Coordinated Stability Control for Active Rear Steering Vehicles Based on Dynamic Stability Region

To improve the handling stability of four-wheel steering/drive vehicles under complex high-speed maneuvers, this study proposes a coordinated control strategy that incorporates Active Rear Steering (ARS) and Direct Yaw Moment Control (DYC) based on a dynamic stability region. Firstly, a four-wheel steering vehicle dynamics model including lateral motion and yaw motion is established, and the ideal values of the control variables are determined.

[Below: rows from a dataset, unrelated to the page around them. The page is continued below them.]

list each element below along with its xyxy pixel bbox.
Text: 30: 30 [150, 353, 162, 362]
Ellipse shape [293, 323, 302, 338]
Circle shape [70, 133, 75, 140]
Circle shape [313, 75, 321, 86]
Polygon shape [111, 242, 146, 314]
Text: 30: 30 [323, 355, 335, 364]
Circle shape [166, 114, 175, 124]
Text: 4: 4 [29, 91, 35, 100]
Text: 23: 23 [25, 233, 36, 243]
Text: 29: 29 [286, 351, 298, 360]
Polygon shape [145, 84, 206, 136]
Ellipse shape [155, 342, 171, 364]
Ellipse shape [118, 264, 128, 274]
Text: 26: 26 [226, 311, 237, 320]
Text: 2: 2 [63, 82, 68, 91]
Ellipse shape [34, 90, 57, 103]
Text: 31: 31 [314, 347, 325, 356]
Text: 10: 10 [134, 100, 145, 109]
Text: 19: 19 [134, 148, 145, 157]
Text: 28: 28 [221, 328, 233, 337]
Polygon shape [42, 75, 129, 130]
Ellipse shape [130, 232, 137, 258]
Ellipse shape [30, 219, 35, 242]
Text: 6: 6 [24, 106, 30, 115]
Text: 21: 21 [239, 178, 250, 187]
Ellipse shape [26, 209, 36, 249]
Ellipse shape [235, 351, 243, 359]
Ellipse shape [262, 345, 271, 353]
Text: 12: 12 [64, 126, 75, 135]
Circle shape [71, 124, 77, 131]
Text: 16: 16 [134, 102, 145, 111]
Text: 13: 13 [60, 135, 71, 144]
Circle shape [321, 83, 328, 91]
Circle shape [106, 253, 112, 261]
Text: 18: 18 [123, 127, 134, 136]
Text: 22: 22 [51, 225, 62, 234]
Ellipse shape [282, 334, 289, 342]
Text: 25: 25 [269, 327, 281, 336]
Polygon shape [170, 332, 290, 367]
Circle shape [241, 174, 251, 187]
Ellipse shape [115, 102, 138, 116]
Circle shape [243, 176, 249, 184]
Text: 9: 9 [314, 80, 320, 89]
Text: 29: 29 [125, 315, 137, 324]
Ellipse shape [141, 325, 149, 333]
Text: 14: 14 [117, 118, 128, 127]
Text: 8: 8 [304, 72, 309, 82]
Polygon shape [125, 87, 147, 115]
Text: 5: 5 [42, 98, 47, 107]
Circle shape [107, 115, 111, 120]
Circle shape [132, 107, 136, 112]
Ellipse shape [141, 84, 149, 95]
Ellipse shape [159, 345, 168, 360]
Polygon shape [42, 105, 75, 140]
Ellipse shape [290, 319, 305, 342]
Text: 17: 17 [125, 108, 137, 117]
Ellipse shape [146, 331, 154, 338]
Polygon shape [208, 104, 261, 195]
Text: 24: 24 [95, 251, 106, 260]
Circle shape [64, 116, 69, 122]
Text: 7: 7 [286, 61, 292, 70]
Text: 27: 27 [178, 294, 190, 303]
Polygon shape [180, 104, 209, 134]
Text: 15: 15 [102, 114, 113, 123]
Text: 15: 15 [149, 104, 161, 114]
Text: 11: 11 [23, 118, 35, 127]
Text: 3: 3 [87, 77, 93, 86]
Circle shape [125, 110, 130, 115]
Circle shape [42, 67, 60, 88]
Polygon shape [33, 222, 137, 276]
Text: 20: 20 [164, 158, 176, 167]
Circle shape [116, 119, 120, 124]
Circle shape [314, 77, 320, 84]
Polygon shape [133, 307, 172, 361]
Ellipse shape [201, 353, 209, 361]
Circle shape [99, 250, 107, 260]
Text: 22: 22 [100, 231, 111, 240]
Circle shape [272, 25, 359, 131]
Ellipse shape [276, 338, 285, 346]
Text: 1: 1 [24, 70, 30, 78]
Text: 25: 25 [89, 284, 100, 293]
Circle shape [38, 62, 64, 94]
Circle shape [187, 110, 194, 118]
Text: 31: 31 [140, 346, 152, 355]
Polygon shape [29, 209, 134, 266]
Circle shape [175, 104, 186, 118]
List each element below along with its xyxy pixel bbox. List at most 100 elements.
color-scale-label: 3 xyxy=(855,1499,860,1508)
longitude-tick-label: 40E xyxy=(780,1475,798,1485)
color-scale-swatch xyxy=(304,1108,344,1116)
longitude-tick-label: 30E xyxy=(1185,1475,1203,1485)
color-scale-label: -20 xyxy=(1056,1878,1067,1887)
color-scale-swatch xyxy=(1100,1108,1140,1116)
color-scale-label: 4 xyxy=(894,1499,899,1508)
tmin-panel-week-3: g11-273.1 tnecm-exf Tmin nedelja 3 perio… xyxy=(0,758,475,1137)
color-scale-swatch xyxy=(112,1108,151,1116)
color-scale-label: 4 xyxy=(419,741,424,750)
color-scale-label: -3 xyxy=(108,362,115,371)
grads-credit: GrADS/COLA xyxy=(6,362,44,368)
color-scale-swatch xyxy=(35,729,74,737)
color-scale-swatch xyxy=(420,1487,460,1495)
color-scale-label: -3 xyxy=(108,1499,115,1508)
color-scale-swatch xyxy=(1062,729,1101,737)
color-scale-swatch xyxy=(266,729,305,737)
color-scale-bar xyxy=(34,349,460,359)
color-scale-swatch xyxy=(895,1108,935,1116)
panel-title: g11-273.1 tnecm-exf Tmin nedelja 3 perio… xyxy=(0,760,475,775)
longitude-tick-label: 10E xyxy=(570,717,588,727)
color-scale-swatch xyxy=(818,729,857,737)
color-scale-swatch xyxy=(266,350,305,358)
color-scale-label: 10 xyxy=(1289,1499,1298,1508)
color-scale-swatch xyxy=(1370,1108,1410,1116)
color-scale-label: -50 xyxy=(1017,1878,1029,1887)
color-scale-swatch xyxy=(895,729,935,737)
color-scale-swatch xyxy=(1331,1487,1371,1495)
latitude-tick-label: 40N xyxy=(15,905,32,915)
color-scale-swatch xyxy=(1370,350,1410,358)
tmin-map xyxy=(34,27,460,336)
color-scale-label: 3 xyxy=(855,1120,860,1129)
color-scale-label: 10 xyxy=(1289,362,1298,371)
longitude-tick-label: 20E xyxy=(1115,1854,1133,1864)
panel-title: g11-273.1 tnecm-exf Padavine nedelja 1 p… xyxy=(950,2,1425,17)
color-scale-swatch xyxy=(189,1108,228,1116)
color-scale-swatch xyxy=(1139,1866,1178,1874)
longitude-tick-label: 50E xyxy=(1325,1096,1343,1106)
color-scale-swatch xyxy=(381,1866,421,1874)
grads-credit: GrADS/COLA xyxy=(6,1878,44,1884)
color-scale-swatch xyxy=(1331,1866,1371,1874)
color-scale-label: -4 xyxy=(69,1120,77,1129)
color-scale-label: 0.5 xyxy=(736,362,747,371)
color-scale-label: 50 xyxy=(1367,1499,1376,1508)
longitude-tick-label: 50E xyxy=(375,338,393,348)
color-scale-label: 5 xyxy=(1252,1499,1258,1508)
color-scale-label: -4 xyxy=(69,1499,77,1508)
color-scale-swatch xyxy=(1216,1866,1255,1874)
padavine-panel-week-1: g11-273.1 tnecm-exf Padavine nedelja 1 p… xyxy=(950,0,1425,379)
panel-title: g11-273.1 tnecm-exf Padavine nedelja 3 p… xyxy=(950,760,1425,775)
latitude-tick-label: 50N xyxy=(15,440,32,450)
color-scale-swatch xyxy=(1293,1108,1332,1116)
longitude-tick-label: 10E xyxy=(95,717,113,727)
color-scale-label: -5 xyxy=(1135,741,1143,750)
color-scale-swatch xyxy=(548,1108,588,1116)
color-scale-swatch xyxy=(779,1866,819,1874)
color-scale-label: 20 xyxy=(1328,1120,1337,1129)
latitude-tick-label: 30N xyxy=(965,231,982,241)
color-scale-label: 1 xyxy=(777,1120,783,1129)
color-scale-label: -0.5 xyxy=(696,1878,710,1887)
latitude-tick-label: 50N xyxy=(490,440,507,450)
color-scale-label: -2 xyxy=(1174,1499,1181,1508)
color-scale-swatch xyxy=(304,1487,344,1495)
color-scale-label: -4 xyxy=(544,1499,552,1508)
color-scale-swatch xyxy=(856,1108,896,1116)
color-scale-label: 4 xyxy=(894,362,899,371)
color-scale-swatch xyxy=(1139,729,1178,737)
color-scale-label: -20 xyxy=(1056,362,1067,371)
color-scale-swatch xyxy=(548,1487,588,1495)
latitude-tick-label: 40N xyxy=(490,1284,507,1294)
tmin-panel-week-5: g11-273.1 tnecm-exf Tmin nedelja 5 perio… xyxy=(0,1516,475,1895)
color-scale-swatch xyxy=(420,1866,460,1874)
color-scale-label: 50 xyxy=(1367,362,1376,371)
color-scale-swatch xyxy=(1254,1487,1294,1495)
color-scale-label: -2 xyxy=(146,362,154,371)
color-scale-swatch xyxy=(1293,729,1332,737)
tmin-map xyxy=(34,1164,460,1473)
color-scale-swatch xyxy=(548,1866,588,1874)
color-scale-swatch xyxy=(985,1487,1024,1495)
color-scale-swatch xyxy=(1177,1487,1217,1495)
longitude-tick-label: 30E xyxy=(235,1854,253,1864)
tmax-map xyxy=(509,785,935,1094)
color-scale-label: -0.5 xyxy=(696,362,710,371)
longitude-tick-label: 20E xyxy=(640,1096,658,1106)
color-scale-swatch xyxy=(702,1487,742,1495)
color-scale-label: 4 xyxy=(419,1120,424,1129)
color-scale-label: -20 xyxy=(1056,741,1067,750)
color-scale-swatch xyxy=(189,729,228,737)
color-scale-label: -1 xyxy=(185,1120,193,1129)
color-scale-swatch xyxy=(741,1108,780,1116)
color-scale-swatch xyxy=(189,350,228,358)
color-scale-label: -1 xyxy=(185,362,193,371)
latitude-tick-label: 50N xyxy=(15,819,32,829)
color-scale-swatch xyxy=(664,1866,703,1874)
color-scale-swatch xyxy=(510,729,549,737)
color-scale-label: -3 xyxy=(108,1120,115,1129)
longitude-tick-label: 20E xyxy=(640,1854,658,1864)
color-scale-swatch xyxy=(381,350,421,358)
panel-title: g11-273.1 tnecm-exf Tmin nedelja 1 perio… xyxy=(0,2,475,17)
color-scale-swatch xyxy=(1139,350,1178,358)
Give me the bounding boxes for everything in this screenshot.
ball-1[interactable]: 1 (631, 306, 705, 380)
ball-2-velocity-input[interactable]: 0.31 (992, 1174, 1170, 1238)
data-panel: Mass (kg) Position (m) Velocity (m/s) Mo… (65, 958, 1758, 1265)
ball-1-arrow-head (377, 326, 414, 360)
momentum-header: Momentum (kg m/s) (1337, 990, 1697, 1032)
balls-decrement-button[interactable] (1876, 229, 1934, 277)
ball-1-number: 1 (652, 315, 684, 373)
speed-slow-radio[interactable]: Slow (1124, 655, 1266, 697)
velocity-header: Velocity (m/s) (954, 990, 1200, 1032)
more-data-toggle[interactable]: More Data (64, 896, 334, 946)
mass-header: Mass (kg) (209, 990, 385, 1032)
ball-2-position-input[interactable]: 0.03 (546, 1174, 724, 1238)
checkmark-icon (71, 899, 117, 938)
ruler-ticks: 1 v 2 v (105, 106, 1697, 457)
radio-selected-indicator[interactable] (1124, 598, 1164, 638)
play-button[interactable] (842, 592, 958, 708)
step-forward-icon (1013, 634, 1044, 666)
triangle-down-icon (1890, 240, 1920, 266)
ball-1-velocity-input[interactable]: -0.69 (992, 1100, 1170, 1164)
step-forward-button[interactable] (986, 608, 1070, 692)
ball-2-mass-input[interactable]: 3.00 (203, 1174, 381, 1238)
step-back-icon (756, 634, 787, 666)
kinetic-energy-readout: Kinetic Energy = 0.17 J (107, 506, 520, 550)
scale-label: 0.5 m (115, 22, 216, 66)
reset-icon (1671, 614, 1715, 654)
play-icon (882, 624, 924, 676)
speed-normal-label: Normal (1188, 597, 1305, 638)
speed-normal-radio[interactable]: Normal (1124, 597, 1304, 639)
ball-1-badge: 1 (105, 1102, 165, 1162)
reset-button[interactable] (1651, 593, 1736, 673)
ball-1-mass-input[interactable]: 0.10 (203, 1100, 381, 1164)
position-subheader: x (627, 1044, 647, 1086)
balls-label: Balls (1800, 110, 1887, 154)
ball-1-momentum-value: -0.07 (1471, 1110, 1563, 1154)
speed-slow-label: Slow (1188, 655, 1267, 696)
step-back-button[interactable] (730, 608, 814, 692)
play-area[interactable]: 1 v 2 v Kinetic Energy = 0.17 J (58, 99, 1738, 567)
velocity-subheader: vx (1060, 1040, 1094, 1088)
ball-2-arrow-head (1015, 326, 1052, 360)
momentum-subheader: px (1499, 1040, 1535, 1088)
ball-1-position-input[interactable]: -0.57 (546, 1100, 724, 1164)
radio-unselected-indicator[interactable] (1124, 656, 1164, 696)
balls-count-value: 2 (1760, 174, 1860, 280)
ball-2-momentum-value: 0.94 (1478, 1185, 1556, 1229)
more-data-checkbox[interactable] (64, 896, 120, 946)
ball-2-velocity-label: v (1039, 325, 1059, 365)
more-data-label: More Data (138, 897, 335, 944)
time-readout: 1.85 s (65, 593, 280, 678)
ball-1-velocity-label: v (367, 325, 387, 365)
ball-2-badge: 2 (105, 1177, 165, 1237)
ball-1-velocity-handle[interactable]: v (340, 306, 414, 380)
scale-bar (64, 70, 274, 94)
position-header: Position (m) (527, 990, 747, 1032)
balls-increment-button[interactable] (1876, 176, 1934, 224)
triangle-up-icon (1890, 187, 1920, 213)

Secondly, combined with the fuzzy control theory and double-line method, the boundary of the dynamic stability region is obtained in the sideslip angle-sideslip angle rate β−β̇ phase plane, and the vehicle state is categorized into stable, unstable, and critical stable region. Then, A hierarchical control architecture is designed based on the stability boundary. The upper controller comprehensively solves the target rear wheel angle and additional yaw moment through feedforward feedback control; the coordinated control layer allocates control weights according to the stable state of the vehicle; the lower controller optimizes torque distribution through quadratic programming. Finally, the control strategy is validated by MATLAB/Simulink and CarSim co-simulation platform. The results show that the proposed control strategy reduces the RMS values of yaw rate and sideslip angle by 23.1% and 28.5% respectively, significantly improving the handling stability of the vehicle.